This is the 18th day of my participation in the August Genwen Challenge.More challenges in August

Convolutional Neural Networks (CNN) are a kind of Feedforward Neural Networks with deep structure and Convolutional computation. It is one of the representative algorithms of deep learning. The convolutional neural network is capable of representation learning and shift-invariant classification of input information according to its hierarchical structure. For this reason it is also known as “shift-invariant Artificial Neural Networks (SIANN)”. (From Baidu Baike)

As a paramedic, CNN is a common network, and its shadow can be seen in many fields of image processing. In this chapter, I will introduce the core of convolutional neural network, the convolutional layer, and the calculation of the number of parameters of this layer.

1. Convolution kernel

First let’s look at what a convolution kernel is:

The convolution kernel is a two-dimensional n* N sequence (n is usually odd, such as 1*1, 3*3, 5*5, etc.), above which is a 3*3 convolution kernel.

Introduce a single layer of 5*5 “image” :

The so-called “convolution” is the process of summing the inner product of the “image” with the convolution kernel in order:

The calculation of the above steps is shown below:

Set step size s=1 (step size can be adjusted), and calculate the next step:

Here are the complete steps (image source) :

Ii. Neurons

Each neuron is composed of N convolution kernels plus a bias value B, and the value of n is the same as the layer number of the input image. For example, if we want to convolve an RGB three-color photo, we need 3 convolution kernels. The sum of the sum of the inner product above is summed again (in human terms, it is a convolution of the convolution of the layer in charge of itself, add the three results), and finally add the result to the transpose value B, and get a number (the previous classic figure, was also learned by looking at this figure) :

The other thing to note is that if the length of the image is not exactly contained by the convolution kernel, it will be expanded next to it, which is the gray zero grid in the graph.

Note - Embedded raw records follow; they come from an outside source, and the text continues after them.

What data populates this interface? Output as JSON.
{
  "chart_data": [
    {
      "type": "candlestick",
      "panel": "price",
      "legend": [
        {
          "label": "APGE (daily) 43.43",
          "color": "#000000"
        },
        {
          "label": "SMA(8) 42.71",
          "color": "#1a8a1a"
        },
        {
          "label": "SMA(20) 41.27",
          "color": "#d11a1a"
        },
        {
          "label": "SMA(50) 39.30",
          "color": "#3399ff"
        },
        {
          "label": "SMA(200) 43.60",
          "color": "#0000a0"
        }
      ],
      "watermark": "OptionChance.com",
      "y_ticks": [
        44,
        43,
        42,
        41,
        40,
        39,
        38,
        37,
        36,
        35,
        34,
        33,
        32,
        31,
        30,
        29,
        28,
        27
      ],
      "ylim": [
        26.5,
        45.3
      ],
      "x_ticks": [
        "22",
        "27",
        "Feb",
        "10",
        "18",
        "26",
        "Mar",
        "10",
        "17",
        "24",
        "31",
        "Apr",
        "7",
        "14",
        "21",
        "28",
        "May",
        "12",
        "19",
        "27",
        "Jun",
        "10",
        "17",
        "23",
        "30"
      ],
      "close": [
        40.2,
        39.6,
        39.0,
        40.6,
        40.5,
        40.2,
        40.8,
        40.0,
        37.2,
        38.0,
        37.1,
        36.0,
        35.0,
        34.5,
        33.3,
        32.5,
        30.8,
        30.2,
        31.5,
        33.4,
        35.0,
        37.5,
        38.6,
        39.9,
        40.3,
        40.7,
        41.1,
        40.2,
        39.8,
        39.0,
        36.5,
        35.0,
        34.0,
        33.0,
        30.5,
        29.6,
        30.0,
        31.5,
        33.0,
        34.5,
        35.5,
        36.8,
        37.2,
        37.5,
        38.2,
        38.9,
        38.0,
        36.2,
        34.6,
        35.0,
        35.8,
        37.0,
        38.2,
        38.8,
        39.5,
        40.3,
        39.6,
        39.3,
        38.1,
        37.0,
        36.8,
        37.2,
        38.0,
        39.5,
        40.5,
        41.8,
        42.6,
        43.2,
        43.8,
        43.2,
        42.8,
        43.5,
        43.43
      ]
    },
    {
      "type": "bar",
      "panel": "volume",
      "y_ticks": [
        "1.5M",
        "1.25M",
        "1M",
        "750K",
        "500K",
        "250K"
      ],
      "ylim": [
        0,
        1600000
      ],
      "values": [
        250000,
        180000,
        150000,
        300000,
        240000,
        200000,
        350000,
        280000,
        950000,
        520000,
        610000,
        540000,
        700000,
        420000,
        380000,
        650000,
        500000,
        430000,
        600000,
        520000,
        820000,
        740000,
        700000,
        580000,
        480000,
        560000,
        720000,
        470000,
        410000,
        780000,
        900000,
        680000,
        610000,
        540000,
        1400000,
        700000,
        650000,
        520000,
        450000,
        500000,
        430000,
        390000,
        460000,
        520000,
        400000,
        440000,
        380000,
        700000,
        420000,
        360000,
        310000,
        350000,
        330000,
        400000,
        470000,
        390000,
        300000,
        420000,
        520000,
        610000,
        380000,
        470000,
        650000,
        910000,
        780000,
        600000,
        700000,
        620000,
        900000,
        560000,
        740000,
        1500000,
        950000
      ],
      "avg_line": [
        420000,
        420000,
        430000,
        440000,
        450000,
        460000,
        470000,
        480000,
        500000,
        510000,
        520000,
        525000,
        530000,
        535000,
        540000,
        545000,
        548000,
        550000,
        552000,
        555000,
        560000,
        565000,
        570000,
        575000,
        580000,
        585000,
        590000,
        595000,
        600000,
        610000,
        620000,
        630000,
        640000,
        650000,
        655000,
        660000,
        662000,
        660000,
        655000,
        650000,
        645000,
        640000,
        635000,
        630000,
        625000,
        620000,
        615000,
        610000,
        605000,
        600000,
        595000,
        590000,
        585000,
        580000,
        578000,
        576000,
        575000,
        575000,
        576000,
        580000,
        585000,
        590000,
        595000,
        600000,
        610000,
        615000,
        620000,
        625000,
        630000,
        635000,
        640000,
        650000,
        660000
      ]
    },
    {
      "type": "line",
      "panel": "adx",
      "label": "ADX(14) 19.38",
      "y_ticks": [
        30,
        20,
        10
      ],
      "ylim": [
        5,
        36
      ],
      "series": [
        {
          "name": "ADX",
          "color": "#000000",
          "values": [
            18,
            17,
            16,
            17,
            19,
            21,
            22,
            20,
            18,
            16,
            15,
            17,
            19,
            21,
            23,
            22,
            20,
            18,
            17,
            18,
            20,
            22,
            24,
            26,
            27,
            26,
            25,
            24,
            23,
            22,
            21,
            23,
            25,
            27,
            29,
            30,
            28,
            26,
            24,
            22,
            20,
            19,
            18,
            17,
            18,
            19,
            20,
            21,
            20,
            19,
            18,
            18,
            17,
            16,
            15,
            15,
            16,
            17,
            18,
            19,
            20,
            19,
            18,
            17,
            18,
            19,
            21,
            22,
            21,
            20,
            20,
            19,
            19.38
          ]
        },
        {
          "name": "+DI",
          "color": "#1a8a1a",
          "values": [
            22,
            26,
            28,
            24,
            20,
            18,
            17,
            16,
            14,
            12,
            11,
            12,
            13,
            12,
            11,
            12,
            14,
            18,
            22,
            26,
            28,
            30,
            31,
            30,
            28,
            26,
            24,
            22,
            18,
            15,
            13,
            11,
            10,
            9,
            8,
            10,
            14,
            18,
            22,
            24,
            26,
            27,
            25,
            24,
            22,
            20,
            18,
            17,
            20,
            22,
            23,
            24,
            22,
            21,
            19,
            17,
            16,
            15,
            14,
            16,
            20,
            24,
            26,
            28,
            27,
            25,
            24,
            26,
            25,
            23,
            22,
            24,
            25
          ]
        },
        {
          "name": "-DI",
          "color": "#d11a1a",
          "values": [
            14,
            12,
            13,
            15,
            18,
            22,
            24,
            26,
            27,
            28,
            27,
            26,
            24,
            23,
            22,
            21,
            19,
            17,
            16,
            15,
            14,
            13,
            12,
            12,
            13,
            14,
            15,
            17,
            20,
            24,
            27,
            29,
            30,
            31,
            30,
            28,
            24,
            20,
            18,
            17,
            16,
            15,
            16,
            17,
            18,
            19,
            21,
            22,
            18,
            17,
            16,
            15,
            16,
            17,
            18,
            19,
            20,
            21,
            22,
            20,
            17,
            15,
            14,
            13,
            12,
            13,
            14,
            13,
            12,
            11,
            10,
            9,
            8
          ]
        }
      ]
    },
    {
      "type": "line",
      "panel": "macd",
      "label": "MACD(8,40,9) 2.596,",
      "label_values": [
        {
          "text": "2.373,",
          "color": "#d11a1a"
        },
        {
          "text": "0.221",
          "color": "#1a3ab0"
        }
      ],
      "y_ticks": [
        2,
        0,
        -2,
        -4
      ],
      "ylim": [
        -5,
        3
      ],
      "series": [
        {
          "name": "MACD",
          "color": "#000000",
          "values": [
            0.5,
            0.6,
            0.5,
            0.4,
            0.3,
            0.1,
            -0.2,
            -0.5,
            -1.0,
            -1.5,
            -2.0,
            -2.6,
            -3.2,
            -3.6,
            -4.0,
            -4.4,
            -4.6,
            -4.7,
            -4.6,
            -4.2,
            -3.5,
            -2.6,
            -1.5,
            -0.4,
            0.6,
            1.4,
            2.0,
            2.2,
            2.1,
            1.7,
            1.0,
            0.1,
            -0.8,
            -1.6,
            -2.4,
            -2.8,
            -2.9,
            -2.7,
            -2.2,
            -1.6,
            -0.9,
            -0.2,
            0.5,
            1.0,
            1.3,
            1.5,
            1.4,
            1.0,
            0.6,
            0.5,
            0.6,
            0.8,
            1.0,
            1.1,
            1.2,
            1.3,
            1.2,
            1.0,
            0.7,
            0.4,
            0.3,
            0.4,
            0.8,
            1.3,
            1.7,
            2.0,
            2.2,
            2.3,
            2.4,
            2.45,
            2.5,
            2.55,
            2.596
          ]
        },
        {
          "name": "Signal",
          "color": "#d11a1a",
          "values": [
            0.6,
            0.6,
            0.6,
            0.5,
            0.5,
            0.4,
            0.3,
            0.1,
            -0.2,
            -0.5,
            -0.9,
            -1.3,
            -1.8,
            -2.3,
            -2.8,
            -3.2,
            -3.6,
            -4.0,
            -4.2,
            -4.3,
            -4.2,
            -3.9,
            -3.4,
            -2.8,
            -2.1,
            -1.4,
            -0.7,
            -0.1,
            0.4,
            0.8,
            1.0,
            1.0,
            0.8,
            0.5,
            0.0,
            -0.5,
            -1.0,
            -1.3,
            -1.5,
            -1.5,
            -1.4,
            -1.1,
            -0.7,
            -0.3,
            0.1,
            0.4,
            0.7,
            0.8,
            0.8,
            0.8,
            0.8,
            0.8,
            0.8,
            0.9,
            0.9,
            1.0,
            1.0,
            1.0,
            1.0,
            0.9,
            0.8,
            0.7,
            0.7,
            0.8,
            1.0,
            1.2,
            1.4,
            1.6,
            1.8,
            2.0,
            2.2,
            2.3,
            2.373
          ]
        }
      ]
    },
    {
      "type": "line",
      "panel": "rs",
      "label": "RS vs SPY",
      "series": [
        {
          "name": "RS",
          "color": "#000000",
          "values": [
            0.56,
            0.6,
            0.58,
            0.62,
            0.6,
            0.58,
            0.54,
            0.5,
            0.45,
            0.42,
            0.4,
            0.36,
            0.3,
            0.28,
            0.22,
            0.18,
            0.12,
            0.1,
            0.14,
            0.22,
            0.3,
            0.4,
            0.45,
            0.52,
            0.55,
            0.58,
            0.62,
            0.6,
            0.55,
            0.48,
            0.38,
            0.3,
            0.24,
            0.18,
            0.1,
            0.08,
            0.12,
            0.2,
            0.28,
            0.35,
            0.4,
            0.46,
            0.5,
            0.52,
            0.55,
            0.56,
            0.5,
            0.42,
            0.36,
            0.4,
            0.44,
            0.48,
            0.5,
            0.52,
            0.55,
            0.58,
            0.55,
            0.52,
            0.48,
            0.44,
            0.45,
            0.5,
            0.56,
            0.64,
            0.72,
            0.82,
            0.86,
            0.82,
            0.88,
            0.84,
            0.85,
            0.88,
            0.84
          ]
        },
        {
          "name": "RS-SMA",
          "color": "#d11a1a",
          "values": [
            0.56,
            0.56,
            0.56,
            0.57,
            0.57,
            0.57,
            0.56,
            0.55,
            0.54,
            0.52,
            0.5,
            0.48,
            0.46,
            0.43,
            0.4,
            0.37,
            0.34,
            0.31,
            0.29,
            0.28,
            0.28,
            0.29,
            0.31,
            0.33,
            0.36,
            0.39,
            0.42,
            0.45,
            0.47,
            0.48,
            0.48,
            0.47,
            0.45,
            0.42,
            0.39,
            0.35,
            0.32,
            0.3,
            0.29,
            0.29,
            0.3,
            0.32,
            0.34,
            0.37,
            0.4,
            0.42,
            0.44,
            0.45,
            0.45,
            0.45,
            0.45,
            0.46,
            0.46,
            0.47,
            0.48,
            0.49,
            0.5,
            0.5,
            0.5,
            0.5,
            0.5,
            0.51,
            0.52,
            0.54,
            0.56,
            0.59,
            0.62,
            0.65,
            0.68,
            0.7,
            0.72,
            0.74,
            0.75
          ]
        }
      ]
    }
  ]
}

Repeating the procedure in one, we can use one neuron to get a layer of output. If you use multiple neurons, you get multiple layers of output, the depth of the output.

Therefore, the depth of the output of the convolution layer is determined by the number of neurons. Of course, the convolution kernel has to be exactly the same size.

Here’s the full GIF:

Third, convolution mode

It should be noted that there is more than one convolution mode, divided into three categories:

  1. full
  2. same
  3. valid

full

The beginning and end signs are: the convolution kernel edge touches the image edge:

(The selected part is the convolution kernel)

This convolution pattern doesn’t seem to be very common (or maybe I haven’t studied it enough).

same

The beginning and end signs are: the center of the convolution kernel coincides with the image edge:

It is called same because when the step size s=1, the size of the output layer of the convolution layer is exactly the same as the size of the input layer (again, the depth is determined only by the number of neurons and has nothing to do with the convolution mode).

valid

The beginning and end signs are: the convolution kernel is fully entered with the image:

Valid is the convolution mode introduced above, which is the most common mode and has been introduced many times. Here is a formula for calculating the size of the output layer:

Image size -> a* A * D convolution kernel size -> NUMBER of I * I neurons -> N step size -> S neurons: D convolution kernels plus one transpose number B Output layer size: [(A-i)/ S + 1]*[(A-i)/ S + 1]* NCopy the code

(Three important things: the number of output layers is determined by the number of neurons)

Four, the calculation of the number of parameters

The parameters of the convolution layer are mainly located in the convolution kernel, and the convolution kernel that we did so much computation above is adjusted by back propagation.

Another easy to forget is that the transpose value B is also part of the parameter, used for the overall adjustment.

In addition, this is the total number of neurons, so we get the following formula:

Image size -> a* A * D convolution kernel size -> number of I * I neurons -> number of n parameters: N *(I * I *d+1)Copy the code

(Note: step size does not affect the number of parameters, but will affect the amount of calculation)

Here’s an example:

One image size: 150*150*3

We continue the convolution so that the output is 146 times 146 times 32

To complete the convolution operation, we set the step size s=1, the convolution kernel size I * I =5*5, and the number of neurons n=32 (I don’t think I need to repeat myself).

Number of parameters =32*(5*5*3+1)=2432.